La Voie lactée  On pourrait penser que Teilhard est créationniste. Il n’en est rien. Dieu est ici énergie, dynamique, dynamisant, force convergente qui entraîne en l’enroulant sur lui-même le mode spiritualisé vers son achèvement Oméga. Teilhard reste un chrétien classique qui évite toute confusion, n’en déplaise au New Age qui le récupère et le cite souvent. Teilhard ne voit pas Dieu comme un « Grand Tout » dans lequel on se perdrait, ou se diluerait. Au contraire, la convergence en Christ présent au monde permet de conserver l’identité de tous les éléments qui concourent à la noosphère, parce qu’il y a individuation dans l’amour. Si panthéisme il y a, c’est un panthéisme de convergence et d’union, sûrement pas de confusion et d’unification. Dieu se manifeste dans le monde par le Christ-Évoluteur. La diaphanie christique permet la visibilité du Christ dans le monde et du monde en Christ.

  Si Dieu reste le Dieu classique que l’on connaît par la Révélation et l’incarnation en Jésus-Christ, la spécificité de Dieu tel que le perçoit Teilhard de Chardin est d’être transcendant. Dieu appelle le monde et l’humain à « Toujours-Plus » de spiritualité, d’humanité, de liens et de vie entre chaque personne. La hauteur de vue, la mystique, revêtent un intérêt particulier. L’appel au « Toujours-Plus » vient de Dieu « au-devant-de-nous » qui attend, attire, dynamise la cosmogénèse, c’est-à-dire l’évolution du monde de la matière à l’Esprit. Si Teilhard ne rejette pas les idées classiques sur la rédemption fondée sur la mort et la résurrection de Jésus, il n’empêche que pour lui, le Salut du monde et le sens sont bien dans l’évolution, la cosmogénèse. Pour lui, le christianisme moderne (et futur) ne peut pas faire l’impasse sur cet aspect du Salut lié à l’évolution. C’est bien là un des aspects les plus fondamentaux de la pensée de Teilhard : le Salut en Christ-Évoluteur, Christ-Oméga tout entier en Dieu- Omega. Le point Oméga, à l’horizon de nos vies et du monde, n’est donc pas un point de dilution, mais Dieu entièrement personnalisant où est posé notre être, notre personnalité.

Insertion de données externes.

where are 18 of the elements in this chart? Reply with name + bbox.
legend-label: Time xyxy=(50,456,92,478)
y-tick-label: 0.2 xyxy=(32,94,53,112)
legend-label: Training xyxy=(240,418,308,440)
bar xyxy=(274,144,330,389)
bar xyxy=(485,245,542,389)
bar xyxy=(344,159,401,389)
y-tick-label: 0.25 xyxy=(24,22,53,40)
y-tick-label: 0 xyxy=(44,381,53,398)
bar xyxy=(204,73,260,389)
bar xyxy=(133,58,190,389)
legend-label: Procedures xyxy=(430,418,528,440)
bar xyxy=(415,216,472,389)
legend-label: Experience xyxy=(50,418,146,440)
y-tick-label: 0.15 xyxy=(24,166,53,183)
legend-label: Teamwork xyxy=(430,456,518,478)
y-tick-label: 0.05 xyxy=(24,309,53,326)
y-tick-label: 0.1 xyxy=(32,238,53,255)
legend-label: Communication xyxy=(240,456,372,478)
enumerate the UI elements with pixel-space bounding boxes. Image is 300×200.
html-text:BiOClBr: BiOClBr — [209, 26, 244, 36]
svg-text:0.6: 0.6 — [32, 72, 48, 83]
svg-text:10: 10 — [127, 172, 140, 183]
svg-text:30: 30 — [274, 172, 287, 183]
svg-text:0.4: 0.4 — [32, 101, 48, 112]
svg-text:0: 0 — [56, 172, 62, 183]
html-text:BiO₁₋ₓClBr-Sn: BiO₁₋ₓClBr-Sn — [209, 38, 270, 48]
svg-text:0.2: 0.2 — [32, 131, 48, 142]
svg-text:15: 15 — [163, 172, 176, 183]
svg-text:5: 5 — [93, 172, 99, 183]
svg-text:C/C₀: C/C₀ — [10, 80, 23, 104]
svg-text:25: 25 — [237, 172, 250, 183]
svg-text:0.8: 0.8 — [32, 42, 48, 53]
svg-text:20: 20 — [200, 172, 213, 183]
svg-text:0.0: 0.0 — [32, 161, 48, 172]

  La pensée teilhardienne est optimiste. Malgré les deux Guerres mondiales, Teilhard garde une espérance fondée sur la Révélation et la science. C’est une porte ouverte sur une nouvelle manière de vivre et d’exprimer le christianisme.

  La lecture des oeuvres de Pierre Teilhard de Chardin est souvent difficile car il a créé son langage propre comme par exemple la noosphère, le ChristÉvoluteur, le point Oméga, la cosmogénèse, etc. Et l’auteur mêle sans cesse science, mystique, philosophie et dogmatique ! Il faut souvent dépasser un ou deux volumes pour enfin y voir clair. Mais l’effort (encore un concept Teilhardien) en vaut la chandelle. La pensée reste éblouissante et d’une haute spiritualité. Pensée qui appartient au fonds commun du christianisme, même si les protestants peuvent être surpris par une approche parfois très catholique du Père jésuite.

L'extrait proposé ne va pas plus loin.